Q: Most people around the world don’t realize that many parts of Africa, especially in Nigeria, finally have sophisticated infrastructures despite being considered developing nations. The history of Africa is varied and rich, with much of its potential still yet to be unlocked. What if anything do you feel is unique to African nations that you might not find in places like the United Kingdom or the United States?
A: Opportunities in Nigeria are still blossoming, and there is a lot of potential and talent yet to be tapped. I think what we see in Nigeria, especially, but other parts of Africa as well, reflects a belief by young people that it’s becoming very possible to pursue success in a professional capacity. They carry a deep resolve to take their careers to the next level and make their lives better, despite a myriad of social and economic challenges less prevalent in the West. That’s what inspires me the most.

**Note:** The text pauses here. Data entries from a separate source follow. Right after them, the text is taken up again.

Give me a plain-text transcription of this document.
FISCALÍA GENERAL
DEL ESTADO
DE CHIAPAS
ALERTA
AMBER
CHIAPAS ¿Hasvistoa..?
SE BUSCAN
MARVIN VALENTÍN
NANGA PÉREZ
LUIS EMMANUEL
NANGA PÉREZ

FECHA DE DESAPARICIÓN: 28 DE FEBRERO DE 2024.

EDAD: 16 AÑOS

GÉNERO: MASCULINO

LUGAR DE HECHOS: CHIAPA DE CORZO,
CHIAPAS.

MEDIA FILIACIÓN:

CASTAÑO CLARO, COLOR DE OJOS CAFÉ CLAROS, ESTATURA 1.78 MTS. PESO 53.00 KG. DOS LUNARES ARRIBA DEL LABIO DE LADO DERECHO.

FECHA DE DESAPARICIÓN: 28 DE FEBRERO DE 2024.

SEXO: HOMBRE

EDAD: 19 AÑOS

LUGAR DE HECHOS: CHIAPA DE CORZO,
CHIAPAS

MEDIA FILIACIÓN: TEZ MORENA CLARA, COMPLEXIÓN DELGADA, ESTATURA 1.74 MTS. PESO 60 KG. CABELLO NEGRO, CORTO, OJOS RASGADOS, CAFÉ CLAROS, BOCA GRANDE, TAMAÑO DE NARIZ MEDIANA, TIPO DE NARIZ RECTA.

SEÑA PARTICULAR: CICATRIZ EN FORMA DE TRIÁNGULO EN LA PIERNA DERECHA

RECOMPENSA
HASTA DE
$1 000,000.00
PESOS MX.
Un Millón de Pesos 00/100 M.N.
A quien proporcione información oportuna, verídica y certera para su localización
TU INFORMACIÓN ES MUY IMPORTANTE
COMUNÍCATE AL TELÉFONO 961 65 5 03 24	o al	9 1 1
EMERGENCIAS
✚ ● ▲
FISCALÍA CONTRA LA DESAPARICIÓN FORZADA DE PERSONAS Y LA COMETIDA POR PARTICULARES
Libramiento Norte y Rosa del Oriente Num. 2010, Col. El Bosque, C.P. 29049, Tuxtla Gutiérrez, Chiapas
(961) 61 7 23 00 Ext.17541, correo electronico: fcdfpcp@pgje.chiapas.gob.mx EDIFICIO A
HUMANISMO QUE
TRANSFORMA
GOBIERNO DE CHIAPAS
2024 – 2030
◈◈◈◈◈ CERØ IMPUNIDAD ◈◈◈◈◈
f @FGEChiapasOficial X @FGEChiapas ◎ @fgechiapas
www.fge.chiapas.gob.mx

Q: You spent quite some time working for Chevron Nigeria Limited on its Agura Independent Power Project designing IT systems. Nigeria’s oil reserves are substantial, and as this sector develops, just like in the United States, there are social and environmental issues impacted by this progress. How much are projects such as those affected by laws and regulations in African nations, and what trends do you expect in the African regulatory landscape over the next five or ten years?
A: The regulatory environment in Nigeria is complex, creating challenges even for companies that strive hard to be compliant! There’s legislation to regulate almost every area of economic activity. The pro-transparency, anti-corruption inclination of present administrations are seen as helping ensure accountability and good governance. That means empowered regulators are comfortable with coming down hard on breaches of local regulation. However, there hasn’t been as much impact compared to other financial, telecommunications, and energy sectors operating in other parts of the world.
Yet amidst the mix of regulatory change and remaining instability, we do see opportunities for organizations to advance their local positioning and risk management approach. Performing necessary compliance audits and investing and internal capacity-building around compliance issues is being achieved. In Africa, I believe companies should learn to prioritize engagement and seek to build long-lasting interaction not only with regulators but across a broader base of public sector stakeholders. Engagement will intensify the understanding of regulators’ priorities and facilitate dialogue that will ultimately improve policy formulation, and consequently help organizations to shape the ethical business environment around their operations.
Q: You have hosted a plethora of international business leaders at your conferences to bring new ideas to Africa. What kinds of contributions are Information Age professionals in the rest of the world making to support the development of these professions in Africa?
A: A lot is happening in terms of development in the global information management space, which I think Africa is yet to integrate into, realize, or benefit from fully. Nevertheless, some professionals and organizations like the Information and Records Management Society (IRMS), the International Records Management Trust (IRMT), and the Information Governance Initiative (IGI) have been of tremendous inspiration and support to the development of our industry and job seekers in Africa. There are lots of opportunities for international professionals who might be interested in exploring, including business and consultancy services here. The records and information management profession of the 21st century is one for the brave-hearted, exciting, and with further potential than ever before.